Microsoft 365 Copilot is an add-on to a commercial Microsoft 365 plan. It is eligible for HIPAA workloads only when your organization has executed Microsoft's BAA and the in-scope services are covered under it.

Where PHI Lives When Microsoft 365 Copilot Processes It

Microsoft 365 Copilot grounds its answers on your tenant's Microsoft Graph data and runs inference through Azure OpenAI inside the Microsoft 365 service boundary. Microsoft states that M365 Copilot prompts and responses are not used to train the foundation models.

That is meaningfully better than pasting PHI into consumer chat. But the data still resides in Microsoft's cloud, the audit trail is Microsoft's, and your continuity depends on Microsoft's terms and model availability.

For many health systems that is acceptable. For PHI-heavy, classified, or sovereignty-sensitive workloads, the deciding factor is that the PHI never sits on infrastructure the organization itself controls — which is exactly the gap a self-hosted platform closes.

The Cost Shape: Per-Seat Copilot vs. Usage or Owned

Microsoft 365 Copilot lists at roughly $30 per user per month, on top of the underlying Microsoft 365 license. That is a per-seat fee that scales with headcount regardless of how much each employee actually uses it.

Organization size Copilot @ ~$30/user/mo Annual
1,000 staff $30,000/mo $360,000
5,000 staff $150,000/mo $1,800,000
ibl.ai (self-hosted) flat license + GPU does not scale per seat

At 5,000 staff the per-seat bill is ~$1.8M/year whether or not most of those seats use Copilot for clinical work.

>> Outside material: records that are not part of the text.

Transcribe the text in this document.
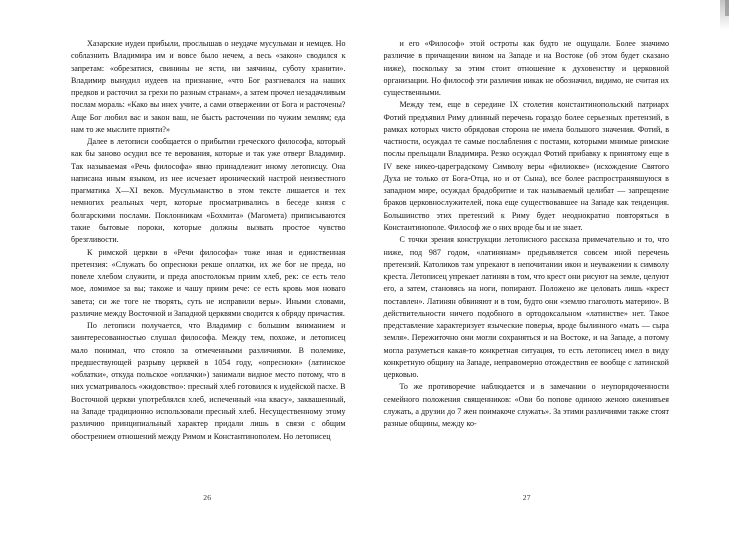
Хазарские иудеи прибыли, прослышав о неудаче мусульман и немцев. Но соблазнить Владимира им и вовсе было нечем, а весь «закон» сводился к запретам: «обрезатися, свинины не ясти, ни заячины, суботу хранити». Владимир вынудил иудеев на признание, «что Бог разгневался на наших предков и расточил за грехи по разным странам», а затем прочел незадачливым послам мораль: «Како вы инех учите, а сами отвержении от Бога и расточены? Аще Бог любил вас и закон ваш, не бысть расточении по чужим землям; еда нам то же мыслите прияти?»

Далее в летописи сообщается о прибытии греческого философа, который как бы заново осудил все те верования, которые и так уже отверг Владимир. Так называемая «Речь философа» явно принадлежит иному летописцу. Она написана иным языком, из нее исчезает иронический настрой неизвестного прагматика X—XI веков. Мусульманство в этом тексте лишается и тех немногих реальных черт, которые просматривались в беседе князя с болгарскими послами. Поклонникам «Бохмита» (Магомета) приписываются такие бытовые пороки, которые должны вызвать простое чувство брезгливости.

К римской церкви в «Речи философа» тоже иная и единственная претензия: «Служать бо опресноки рекше оплатки, их же бог не преда, но повеле хлебом служити, и преда апостолокъм приим хлеб, рек: се есть тело мое, ломимое за вы; такоже и чашу приим рече: се есть кровь моя новаго завета; си же тоге не творять, суть не исправили веры». Иными словами, различие между Восточной и Западной церквями сводится к обряду причастия.

По летописи получается, что Владимир с большим вниманием и заинтересованностью слушал философа. Между тем, похоже, и летописец мало понимал, что стояло за отмеченными различиями. В полемике, предшествующей разрыву церквей в 1054 году, «опресноки» (латинское «облатки», откуда польское «оплачки») занимали видное место потому, что в них усматривалось «жидовство»: пресный хлеб готовился к иудейской пасхе. В Восточной церкви употреблялся хлеб, испеченный «на квасу», заквашенный, на Западе традиционно использовали пресный хлеб. Несущественному этому различию принципиальный характер придали лишь в связи с общим обострением отношений между Римом и Константинополем. Но летописец

26

и его «Философ» этой остроты как будто не ощущали. Более значимо различие в причащении вином на Западе и на Востоке (об этом будет сказано ниже), поскольку за этим стоит отношение к духовенству и церковной организации. Но философ эти различия никак не обозначил, видимо, не считая их существенными.

Между тем, еще в середине IX столетия константинопольский патриарх Фотий предъявил Риму длинный перечень гораздо более серьезных претензий, в рамках которых чисто обрядовая сторона не имела большого значения. Фотий, в частности, осуждал те самые послабления с постами, которыми мнимые римские послы прельщали Владимира. Резко осуждал Фотий прибавку к принятому еще в IV веке никео-цареградскому Символу веры «филиокве» (исхождение Святого Духа не только от Бога-Отца, но и от Сына), все более распространявшуюся в западном мире, осуждал брадобритие и так называемый целибат — запрещение браков церковнослужителей, пока еще существовавшее на Западе как тенденция. Большинство этих претензий к Риму будет неоднократно повторяться в Константинополе. Философ же о них вроде бы и не знает.

С точки зрения конструкции летописного рассказа примечательно и то, что ниже, под 987 годом, «латинянам» предъявляется совсем иной перечень претензий. Католиков там упрекают в непочитании икон и неуважении к символу креста. Летописец упрекает латинян в том, что крест они рисуют на земле, целуют его, а затем, становясь на ноги, попирают. Положено же целовать лишь «крест поставлен». Латинян обвиняют и в том, будто они «землю глаголють материю». В действительности ничего подобного в ортодоксальном «латинстве» нет. Такое представление характеризует языческие поверья, вроде былинного «мать — сыра земля». Пережиточно они могли сохраняться и на Востоке, и на Западе, а потому могла разуметься какая-то конкретная ситуация, то есть летописец имел в виду конкретную общину на Западе, неправомерно отождествив ее вообще с латинской церковью.

То же противоречие наблюдается и в замечании о неупорядоченности семейного положения священников: «Ови бо попове одиною женою оженивъея служать, а друзии до 7 жен поимакоче служать». За этими различиями также стоят разные общины, между ко-

27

A usage-priced or self-hosted platform charges for the work actually done, not the headcount.

The Self-Hosted Alternative: PHI on Infrastructure You Own

If the goal is to keep PHI on infrastructure you fully control, the alternative is a platform you own outright. ibl.ai ships as full source code you deploy in your own cloud, on-premise, or air-gapped.

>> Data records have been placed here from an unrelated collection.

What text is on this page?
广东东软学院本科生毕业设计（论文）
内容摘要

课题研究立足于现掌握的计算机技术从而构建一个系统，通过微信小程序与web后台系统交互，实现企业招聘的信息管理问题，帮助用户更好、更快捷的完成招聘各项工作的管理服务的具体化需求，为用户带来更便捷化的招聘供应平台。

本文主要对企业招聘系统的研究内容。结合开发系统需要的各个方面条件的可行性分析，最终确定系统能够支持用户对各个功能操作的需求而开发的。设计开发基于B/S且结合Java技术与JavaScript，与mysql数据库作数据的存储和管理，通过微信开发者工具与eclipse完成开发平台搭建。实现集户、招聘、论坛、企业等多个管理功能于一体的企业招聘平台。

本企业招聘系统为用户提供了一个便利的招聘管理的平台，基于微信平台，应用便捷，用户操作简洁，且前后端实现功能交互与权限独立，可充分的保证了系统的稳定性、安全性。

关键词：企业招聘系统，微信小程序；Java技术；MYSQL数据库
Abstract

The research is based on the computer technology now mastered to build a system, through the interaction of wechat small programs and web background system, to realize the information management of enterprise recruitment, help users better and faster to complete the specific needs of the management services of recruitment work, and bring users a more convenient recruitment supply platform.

PHI never leaves your environment, the audit trail is yours, and you run any model — GPT, Claude, Gemini, or open-source — so you are never locked to one vendor's terms. Pricing is a flat license or usage-based rather than per seat.

ibl.ai is family-owned and operated from New York, NY — a U.S.-headquartered, domestically-owned long-term partner. For PHI-heavy health systems weighing Copilot, the question is whether a signed BAA is enough, or whether ownership of the data and the stack is the stronger posture.

Frequently Asked Questions

Is the free Microsoft Copilot HIPAA compliant?

No. Free Copilot and consumer Copilot Pro are not covered by a BAA and must not be used with PHI.

Does Microsoft sign a BAA for Copilot?

Microsoft offers a BAA covering in-scope Microsoft 365 services for eligible enterprise customers. Microsoft 365 Copilot falls under that boundary when a BAA is executed and the plan is eligible.

Is a BAA enough for HIPAA with Copilot?

A BAA satisfies the legal requirement, but it does not put PHI on infrastructure you own or hand you the audit trail. For sovereignty-sensitive workloads, a self-hosted platform closes that gap.